Six Monologues from John's Passion: #4

"The Governor"

I don't know what I was trying to accomplish, when I sent Jesus out to the crowd.  He was still wearing the crown of thorns and the purple robe the soldiers had put on him.  They meant it to make fun of him.  May I thought when the people saw him, they would feel sorry for him, think that he had bee punished enough.  He had leaned his lesson.  But that's not what happened.  Instead, they were like people who had tasted blood, and who wanted more.  "Crucify him!  Crucify him!"  they shouted.  Everything I did just made it worse.  And honestly, for one of the first times in my life, I was afraid.

I am in charge here.  My job is to keep the peace -- the Roman peace.  And I am good at it.  I'm good at it because I don't let personal feelings introduce on my judgments.  I can't afford to feel sorry for any prisoner that comes to me.  I can't afford to second-guess my decisions.  I need to act decisively, without emotion, on the basis of what is right for the Roman Empire.  I also need to act justly -- at least based on how the Roman Empire determines justice.  So I didn't feel sorry for the prisoner that day.  I don't feel sorry for anyone.  That's not the reason I wanted to let Jesus go.  I did not find a case against him.  That's what I said.  There really wasn't a case against him.

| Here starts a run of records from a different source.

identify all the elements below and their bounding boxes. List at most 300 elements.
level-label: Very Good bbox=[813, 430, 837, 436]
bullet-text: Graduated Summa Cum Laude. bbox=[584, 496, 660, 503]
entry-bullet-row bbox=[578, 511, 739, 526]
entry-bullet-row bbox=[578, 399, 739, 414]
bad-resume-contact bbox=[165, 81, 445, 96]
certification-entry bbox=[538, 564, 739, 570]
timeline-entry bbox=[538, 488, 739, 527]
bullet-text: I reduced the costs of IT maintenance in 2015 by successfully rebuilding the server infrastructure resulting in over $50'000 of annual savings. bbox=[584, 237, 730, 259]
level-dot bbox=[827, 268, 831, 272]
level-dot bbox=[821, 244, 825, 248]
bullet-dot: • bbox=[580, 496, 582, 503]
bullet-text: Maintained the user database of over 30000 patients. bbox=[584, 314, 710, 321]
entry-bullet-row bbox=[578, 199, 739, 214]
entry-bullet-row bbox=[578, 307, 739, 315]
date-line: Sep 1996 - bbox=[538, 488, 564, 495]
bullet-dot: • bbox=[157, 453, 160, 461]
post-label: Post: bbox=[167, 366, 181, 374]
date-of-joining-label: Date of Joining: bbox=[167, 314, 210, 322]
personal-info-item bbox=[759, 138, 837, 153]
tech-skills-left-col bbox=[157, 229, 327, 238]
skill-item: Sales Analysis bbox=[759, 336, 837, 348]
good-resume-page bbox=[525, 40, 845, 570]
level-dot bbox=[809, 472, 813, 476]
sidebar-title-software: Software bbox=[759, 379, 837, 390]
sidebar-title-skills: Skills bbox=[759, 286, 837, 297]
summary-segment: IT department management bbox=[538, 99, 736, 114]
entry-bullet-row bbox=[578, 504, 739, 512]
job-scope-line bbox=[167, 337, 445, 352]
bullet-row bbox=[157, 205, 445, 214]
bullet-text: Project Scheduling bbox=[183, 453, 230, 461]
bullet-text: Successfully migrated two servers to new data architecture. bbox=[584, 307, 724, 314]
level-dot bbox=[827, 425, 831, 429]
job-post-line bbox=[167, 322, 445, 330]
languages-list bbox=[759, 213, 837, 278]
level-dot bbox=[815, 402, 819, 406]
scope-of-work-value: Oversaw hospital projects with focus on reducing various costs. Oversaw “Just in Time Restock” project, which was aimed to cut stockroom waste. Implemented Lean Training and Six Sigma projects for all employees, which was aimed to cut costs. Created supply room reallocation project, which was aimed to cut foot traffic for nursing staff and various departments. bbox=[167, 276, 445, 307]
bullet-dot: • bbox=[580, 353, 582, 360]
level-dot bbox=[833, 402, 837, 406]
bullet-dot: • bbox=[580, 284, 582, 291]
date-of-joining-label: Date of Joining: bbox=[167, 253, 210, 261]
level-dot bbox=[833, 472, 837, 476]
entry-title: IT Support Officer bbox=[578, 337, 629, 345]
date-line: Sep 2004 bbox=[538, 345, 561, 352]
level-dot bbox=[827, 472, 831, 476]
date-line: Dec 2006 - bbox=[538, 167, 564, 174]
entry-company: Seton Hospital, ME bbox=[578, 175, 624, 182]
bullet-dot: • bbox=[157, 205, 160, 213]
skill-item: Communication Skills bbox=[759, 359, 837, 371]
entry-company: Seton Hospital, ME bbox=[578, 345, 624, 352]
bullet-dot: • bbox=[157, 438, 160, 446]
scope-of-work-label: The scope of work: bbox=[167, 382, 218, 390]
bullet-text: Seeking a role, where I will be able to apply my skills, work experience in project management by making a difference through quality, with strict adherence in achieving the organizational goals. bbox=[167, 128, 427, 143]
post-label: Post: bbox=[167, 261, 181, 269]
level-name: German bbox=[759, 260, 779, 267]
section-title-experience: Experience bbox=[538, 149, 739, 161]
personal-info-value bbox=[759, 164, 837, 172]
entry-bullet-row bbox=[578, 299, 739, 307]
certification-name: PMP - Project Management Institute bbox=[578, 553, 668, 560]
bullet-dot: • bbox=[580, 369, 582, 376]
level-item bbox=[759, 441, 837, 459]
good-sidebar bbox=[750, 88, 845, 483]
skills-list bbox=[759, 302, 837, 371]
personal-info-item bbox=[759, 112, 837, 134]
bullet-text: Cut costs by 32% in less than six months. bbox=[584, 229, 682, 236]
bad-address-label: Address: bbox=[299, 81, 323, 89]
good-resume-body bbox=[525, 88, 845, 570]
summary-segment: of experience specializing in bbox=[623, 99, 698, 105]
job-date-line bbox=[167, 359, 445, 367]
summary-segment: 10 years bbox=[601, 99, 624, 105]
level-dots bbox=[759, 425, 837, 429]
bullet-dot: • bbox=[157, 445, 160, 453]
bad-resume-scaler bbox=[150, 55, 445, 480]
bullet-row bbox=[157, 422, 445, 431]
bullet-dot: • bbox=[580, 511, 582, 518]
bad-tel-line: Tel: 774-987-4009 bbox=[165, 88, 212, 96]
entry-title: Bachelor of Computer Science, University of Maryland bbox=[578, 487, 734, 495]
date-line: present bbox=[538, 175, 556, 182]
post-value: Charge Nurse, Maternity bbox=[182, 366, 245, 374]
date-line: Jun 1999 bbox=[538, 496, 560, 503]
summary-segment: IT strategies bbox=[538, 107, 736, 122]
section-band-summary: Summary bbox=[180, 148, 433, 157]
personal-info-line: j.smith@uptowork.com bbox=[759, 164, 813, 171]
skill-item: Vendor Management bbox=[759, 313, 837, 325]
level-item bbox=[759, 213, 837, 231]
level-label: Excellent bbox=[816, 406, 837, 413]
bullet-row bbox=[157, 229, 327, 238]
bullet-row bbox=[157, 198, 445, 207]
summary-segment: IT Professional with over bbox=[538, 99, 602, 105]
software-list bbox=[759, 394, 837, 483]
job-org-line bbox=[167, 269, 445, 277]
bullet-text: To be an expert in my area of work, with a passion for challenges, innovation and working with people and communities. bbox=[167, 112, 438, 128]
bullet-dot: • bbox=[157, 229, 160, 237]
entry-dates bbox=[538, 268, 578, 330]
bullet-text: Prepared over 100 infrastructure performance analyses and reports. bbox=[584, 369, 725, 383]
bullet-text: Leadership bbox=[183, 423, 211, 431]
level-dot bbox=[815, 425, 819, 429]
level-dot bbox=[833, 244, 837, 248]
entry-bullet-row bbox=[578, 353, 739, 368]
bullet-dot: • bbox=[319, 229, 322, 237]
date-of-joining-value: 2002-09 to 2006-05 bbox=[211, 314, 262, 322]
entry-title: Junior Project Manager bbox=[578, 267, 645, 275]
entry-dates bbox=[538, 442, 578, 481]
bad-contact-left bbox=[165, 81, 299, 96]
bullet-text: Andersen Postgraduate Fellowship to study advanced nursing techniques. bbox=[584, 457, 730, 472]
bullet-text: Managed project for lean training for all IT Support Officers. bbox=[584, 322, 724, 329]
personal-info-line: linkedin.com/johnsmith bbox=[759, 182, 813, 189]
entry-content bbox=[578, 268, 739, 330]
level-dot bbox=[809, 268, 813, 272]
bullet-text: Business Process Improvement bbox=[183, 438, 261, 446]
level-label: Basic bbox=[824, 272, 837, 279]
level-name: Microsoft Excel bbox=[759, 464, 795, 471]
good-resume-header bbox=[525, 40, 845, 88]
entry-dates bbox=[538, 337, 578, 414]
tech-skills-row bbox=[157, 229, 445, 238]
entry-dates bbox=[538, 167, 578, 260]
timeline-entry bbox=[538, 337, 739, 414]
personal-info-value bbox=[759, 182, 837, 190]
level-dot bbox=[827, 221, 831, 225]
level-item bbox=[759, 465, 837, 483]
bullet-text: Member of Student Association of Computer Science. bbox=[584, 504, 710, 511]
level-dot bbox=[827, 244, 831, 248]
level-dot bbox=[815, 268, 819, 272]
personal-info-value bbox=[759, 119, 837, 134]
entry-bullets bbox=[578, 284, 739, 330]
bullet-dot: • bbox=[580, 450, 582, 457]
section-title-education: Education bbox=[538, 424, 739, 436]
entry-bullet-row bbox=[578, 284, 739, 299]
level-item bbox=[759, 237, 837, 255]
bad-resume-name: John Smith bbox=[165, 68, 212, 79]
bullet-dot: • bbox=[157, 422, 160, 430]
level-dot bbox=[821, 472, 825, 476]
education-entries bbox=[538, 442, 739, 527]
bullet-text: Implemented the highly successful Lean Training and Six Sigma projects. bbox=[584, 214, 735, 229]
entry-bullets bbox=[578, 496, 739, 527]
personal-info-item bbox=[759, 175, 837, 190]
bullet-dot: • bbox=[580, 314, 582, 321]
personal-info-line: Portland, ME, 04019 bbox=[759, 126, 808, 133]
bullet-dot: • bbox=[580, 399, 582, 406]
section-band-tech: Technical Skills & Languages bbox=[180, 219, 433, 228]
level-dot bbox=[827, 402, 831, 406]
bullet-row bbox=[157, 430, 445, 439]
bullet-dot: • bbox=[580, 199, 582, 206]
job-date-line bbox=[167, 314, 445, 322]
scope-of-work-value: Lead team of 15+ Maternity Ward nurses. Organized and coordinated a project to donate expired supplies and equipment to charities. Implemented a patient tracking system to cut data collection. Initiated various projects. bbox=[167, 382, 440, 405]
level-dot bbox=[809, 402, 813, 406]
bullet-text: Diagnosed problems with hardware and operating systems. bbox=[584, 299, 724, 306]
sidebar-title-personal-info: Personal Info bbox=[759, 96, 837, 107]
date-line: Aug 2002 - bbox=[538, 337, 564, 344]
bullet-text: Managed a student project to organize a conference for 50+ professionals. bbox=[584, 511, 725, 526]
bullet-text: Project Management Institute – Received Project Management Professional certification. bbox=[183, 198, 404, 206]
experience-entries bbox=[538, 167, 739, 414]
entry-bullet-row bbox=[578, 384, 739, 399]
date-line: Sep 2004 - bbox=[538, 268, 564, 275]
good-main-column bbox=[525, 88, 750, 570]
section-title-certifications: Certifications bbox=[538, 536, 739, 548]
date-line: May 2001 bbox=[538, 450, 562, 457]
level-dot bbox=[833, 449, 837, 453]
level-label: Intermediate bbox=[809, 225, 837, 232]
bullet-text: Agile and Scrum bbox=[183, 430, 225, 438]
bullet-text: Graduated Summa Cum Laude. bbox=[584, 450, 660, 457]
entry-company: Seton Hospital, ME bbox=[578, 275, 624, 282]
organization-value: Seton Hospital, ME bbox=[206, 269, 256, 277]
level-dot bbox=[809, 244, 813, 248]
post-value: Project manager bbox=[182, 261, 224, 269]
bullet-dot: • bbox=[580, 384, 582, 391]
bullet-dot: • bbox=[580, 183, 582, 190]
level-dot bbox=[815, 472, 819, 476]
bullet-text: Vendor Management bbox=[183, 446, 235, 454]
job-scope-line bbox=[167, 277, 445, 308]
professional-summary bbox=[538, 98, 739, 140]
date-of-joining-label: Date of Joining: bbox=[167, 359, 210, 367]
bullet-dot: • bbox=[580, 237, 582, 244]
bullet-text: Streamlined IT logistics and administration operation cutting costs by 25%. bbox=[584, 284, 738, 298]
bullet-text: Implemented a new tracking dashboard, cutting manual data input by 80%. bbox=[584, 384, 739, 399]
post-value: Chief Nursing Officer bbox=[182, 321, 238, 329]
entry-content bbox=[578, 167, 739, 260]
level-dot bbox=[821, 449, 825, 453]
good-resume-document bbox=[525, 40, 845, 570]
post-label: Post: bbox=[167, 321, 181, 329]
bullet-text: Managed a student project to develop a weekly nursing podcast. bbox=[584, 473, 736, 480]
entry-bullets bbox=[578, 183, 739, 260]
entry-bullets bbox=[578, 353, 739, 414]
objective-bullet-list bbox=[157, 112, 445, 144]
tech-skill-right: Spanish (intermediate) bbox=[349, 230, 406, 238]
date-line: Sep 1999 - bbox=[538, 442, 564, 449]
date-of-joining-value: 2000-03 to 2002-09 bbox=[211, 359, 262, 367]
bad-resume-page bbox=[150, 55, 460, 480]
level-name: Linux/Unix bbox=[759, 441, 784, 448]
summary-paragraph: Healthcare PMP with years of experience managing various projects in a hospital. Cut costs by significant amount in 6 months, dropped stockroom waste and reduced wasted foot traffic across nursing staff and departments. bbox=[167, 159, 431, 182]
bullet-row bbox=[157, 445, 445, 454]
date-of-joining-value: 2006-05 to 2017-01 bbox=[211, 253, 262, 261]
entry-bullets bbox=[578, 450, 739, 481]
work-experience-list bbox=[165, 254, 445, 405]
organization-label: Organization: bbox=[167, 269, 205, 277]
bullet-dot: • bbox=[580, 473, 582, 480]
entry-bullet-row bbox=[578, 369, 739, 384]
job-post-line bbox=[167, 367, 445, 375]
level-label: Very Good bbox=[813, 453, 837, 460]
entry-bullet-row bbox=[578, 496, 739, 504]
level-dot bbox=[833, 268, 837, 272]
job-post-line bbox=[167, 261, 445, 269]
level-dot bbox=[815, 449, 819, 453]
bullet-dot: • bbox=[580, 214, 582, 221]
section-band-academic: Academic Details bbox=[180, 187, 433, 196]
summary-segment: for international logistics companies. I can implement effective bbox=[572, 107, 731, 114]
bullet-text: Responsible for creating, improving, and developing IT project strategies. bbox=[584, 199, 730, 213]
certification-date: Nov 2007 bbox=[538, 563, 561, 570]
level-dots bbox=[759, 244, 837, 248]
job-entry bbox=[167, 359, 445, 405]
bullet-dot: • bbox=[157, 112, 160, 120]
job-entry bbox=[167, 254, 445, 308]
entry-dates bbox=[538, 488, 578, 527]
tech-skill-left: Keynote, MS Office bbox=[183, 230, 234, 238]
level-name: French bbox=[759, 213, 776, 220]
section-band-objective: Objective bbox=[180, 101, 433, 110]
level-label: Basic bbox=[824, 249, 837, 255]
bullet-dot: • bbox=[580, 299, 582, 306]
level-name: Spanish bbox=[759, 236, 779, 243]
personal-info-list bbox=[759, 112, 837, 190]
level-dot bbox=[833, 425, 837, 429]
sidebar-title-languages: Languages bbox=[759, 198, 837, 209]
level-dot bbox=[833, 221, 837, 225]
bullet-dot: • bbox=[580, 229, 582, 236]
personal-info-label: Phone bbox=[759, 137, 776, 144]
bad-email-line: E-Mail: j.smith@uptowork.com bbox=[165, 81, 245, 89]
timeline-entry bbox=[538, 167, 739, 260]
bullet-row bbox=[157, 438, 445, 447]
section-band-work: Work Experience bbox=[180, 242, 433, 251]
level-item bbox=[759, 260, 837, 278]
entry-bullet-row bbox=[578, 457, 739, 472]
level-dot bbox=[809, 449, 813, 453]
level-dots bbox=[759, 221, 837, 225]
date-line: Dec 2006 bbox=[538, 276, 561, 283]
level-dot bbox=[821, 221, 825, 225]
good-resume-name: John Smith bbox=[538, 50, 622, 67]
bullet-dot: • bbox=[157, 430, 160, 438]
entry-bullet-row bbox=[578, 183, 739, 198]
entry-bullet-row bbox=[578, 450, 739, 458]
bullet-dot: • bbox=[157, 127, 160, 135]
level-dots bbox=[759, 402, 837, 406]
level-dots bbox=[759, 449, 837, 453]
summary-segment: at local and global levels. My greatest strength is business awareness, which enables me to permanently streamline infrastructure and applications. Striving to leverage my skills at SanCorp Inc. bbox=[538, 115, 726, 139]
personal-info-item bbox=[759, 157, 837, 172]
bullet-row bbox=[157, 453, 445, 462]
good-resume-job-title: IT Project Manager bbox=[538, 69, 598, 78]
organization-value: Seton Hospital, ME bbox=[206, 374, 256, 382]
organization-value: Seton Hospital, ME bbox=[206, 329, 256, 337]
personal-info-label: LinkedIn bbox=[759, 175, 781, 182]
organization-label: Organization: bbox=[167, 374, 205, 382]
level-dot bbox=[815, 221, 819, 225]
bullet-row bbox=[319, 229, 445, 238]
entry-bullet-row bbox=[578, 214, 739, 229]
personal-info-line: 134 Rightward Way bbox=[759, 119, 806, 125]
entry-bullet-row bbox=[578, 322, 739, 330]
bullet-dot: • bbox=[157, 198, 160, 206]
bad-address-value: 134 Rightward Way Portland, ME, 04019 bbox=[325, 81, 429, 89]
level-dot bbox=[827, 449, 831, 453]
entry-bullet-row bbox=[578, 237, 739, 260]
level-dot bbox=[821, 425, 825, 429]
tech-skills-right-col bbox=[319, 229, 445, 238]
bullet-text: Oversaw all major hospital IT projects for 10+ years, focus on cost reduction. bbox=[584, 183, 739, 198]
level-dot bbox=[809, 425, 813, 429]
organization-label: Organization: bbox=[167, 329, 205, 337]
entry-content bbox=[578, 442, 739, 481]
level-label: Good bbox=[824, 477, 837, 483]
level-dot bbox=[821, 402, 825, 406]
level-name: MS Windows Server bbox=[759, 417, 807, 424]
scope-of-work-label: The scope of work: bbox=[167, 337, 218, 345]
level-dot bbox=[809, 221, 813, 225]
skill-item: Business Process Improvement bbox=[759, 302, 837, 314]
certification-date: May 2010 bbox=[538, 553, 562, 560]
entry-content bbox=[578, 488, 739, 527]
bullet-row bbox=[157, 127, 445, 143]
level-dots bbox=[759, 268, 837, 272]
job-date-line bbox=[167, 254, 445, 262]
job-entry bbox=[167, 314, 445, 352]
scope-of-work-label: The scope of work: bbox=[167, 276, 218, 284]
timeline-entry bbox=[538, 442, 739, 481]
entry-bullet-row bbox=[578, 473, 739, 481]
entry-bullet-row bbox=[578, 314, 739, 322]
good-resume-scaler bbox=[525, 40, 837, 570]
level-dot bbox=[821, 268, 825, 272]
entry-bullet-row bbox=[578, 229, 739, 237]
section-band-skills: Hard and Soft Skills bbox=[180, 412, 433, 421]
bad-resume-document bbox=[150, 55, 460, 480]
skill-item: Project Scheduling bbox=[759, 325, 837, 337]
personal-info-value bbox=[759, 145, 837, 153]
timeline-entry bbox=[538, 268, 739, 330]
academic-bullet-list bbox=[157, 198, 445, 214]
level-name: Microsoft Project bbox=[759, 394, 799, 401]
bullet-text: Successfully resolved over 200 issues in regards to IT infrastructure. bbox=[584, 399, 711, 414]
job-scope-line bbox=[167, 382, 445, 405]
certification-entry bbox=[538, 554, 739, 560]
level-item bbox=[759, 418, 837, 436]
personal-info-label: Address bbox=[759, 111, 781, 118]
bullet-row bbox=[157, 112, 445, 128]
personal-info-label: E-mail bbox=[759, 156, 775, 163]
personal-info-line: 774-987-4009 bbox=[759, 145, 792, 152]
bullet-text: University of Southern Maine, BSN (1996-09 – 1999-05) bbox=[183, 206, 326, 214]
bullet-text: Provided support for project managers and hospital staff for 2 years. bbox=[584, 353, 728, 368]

"Here is the man," I said to them, without passion.  And everyone started shouting.  I stayed calm, though, and explained to them that there was no reason for the Roman Empire to kill him.  He told me, "My kingdom is not of this world."  So he was no threat to me.  Then why did he make me feel afraid? That's what I felt when I saw him -- fear.  But he didn't fear me.  He stood right in front of me -- and I have the power to light him go or to order him crucified -- he stood right in front of me and said I wouldn't have any power over him unless Someone Else hadn't given me permission.  He didn't recognize my power.  You can't keep the peace with people like him around -- people who recognize a higher power than the Emperor.

They were right.  He had to die.  He was dangerous.  But still -- I was afraid.  I tried to release him.  I wanted him to go away.  But that's not what they wanted.  And that's not what he wanted either.  He didn't want me to release him.  What he really wanted was for me to look at him -- really look at him -- and know that he was a king -- with a power greater than my own.

I tried to get him to go away.  But he will never go away.  I don't feel sorry for him.  I'm still afraid of him.